E então se for o boneco do riso numa publicação da agência de notícias Xinhua, sobre o papel dos observadores estrangeiros nas eleições em Angola, isso quer dizer o quê? Que a notícia teve piada? Que os observadores são especialistas de stand up comedy? Ou porque a fonte foi o Dr. Marques Mendes?

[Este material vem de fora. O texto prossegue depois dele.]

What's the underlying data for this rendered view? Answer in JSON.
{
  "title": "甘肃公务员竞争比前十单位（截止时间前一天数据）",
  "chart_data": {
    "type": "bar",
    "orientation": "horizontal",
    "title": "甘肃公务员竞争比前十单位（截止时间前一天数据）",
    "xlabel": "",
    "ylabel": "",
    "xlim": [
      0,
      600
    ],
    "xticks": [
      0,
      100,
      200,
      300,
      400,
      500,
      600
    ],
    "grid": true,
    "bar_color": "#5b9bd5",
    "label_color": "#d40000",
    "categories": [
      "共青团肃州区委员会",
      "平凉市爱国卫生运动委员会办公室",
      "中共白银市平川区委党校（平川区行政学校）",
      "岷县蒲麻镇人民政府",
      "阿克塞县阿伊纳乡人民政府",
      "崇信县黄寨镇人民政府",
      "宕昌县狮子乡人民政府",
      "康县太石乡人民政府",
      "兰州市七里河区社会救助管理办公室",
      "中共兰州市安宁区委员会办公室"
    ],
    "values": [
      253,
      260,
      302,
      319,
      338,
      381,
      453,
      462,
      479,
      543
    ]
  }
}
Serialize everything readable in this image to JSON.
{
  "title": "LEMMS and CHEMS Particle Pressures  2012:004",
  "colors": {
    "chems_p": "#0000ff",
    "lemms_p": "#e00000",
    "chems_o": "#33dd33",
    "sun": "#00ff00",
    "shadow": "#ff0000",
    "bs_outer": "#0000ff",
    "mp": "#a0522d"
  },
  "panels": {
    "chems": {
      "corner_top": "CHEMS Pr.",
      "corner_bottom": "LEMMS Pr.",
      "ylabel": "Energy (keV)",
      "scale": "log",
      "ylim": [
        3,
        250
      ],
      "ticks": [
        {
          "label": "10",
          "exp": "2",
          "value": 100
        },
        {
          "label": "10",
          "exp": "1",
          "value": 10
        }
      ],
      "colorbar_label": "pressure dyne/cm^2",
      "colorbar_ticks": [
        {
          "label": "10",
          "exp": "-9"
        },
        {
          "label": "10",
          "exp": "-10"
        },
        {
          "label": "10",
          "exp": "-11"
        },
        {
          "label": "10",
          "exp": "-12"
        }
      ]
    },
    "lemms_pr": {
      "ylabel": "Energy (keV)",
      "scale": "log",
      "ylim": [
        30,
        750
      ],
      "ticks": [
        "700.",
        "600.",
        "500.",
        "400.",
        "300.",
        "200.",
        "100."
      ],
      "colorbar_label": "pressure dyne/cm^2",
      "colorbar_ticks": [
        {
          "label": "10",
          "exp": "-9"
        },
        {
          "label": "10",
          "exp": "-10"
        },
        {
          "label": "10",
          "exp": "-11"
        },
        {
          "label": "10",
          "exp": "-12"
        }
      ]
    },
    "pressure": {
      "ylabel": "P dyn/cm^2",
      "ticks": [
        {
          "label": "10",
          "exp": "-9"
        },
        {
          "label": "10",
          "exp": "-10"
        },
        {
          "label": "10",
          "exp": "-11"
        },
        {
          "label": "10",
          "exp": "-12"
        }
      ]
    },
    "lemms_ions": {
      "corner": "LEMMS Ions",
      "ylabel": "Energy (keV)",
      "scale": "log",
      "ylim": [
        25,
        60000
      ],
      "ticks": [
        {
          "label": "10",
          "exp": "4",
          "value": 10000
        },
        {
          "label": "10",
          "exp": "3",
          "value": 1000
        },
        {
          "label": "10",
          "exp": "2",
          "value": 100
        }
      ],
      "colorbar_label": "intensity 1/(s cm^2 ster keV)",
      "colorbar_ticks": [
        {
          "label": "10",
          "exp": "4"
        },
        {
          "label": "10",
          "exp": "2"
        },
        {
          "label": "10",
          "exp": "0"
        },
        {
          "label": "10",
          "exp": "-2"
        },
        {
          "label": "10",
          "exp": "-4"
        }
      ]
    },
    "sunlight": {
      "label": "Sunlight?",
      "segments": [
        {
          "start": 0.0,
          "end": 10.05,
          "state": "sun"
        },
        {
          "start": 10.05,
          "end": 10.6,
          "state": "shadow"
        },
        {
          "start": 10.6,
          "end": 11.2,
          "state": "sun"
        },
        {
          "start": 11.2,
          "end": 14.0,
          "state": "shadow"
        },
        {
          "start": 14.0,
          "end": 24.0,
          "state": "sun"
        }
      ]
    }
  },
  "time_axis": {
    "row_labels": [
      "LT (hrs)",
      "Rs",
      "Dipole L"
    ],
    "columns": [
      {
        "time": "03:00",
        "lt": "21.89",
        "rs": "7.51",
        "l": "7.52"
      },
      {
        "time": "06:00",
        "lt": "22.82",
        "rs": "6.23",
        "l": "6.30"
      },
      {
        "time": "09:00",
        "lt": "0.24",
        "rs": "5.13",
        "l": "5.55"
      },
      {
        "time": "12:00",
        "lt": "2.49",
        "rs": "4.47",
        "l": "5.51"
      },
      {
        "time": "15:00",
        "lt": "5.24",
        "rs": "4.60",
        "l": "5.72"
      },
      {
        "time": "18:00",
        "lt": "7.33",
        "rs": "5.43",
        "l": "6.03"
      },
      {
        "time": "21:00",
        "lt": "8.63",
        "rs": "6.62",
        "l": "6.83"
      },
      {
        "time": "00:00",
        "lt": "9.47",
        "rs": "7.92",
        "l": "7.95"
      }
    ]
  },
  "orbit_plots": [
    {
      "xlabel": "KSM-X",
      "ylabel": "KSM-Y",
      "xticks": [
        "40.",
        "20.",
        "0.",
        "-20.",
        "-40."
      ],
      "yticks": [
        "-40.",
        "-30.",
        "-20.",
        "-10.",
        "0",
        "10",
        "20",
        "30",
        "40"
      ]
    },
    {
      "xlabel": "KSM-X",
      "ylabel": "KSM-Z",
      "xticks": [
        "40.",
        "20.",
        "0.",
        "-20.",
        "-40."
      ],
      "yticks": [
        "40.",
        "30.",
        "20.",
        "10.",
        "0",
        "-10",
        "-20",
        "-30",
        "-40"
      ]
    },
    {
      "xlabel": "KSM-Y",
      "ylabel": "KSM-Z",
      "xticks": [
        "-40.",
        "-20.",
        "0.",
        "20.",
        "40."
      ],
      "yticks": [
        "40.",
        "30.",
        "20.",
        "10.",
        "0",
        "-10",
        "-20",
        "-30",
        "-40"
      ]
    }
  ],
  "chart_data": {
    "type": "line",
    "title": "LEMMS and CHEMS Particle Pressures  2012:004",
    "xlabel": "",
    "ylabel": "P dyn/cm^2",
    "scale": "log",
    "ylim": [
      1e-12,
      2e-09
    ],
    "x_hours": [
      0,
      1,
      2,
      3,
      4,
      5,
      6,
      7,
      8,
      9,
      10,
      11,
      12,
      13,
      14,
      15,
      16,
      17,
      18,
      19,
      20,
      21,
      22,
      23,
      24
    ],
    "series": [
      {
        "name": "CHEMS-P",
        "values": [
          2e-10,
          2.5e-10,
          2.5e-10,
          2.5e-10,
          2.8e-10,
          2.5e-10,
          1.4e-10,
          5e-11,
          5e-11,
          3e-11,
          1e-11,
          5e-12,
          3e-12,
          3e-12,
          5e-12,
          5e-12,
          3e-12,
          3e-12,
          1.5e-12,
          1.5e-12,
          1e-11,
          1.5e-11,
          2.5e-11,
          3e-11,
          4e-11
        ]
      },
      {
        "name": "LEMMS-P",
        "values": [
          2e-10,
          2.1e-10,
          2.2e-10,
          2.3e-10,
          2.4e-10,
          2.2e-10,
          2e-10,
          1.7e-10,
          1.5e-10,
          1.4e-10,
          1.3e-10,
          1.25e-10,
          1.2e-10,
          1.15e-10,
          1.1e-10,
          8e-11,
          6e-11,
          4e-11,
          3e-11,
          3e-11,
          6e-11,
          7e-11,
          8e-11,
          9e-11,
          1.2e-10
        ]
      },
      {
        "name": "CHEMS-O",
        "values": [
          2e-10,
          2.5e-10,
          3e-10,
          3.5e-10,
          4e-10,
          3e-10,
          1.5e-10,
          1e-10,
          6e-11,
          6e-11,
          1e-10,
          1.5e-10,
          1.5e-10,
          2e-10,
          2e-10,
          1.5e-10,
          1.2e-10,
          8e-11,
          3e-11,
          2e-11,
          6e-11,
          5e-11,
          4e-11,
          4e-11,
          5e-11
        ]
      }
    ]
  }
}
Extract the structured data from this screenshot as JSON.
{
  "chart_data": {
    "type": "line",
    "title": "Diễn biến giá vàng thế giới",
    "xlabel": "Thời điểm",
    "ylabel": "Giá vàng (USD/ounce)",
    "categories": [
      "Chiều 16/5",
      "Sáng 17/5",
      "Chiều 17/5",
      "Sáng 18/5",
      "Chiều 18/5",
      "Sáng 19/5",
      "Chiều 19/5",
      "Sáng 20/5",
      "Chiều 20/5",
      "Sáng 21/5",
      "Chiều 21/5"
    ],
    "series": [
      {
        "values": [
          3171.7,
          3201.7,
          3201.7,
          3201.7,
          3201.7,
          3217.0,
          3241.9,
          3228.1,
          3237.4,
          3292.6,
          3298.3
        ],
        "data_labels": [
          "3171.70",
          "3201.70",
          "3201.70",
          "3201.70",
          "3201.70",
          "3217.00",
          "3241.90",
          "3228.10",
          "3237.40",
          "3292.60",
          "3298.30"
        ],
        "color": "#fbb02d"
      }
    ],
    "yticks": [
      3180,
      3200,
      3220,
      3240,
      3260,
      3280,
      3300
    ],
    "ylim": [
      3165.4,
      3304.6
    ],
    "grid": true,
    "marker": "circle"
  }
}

Eu poderia trazer para aqui mais uma série de exemplos e situações em relação a cada um dos "likes", chamemos-lhes assim, em que muitas vezes um "like" simples acaba por corresponder a um "dislike", ou, o que é pior e deverá ser sempre evitado, a uma reacção de gozo. Tenho um amigo do Sporting, que ninguém quer lá, que coloca "likes" nas publicações do SLB e quando diz que "vamos ser campeões" nunca ninguém sabe se é o Sporting, o SLB ou o F. C. Porto, onde milita o filho. Uma confusão que dá sempre granel lá em casa.
É preciso que fique na lei que o que vai na cabeça do participante na rede social no momento em que reage à publicação também é penalizado ou louvado. Há sempre uns engraçados que colocam risos nas fotografias dos camaradas do partido. É evidente que se depois se arrependem e colocam um "like" simples ou um coração vermelho, isso deverá ser considerado uma atenuante na hora da avaliação do desempenho do funcionário público ou de qualquer residente. Mas se se voltarem a arrepender e colocarem, à terceira, o boneco irado em substituição do "like" simples, após assistirem à última conferência de imprensa sobre o controlo da pandemia, então é porque estão a precisar de ser "fulminados". Aí só há um caminho: mandá-los para a Mongólia interior ou um campo de reeducação do tipo daqueles que Michelle Bachelet visitou, onde possam desenvolver as suas competências e adoptar comportamentos constantes em matéria de reacções às publicações nas redes sociais.
Agora é hora de colocar mãos à obra e pedir a um dos cientistas da Universidade de Macau que elabore o catálogo de reacções (alguns serão crimes) atinentes às publicações nas redes sociais que deverão ficar a constar da lei. Talvez o Prof. Figueiredo Dias, como professor visitante, possa aprender alguma coisa com eles, atenta a criatividade de que os seus académicos ultimamente têm dado mostras, para propor ao Ministério da Justiça.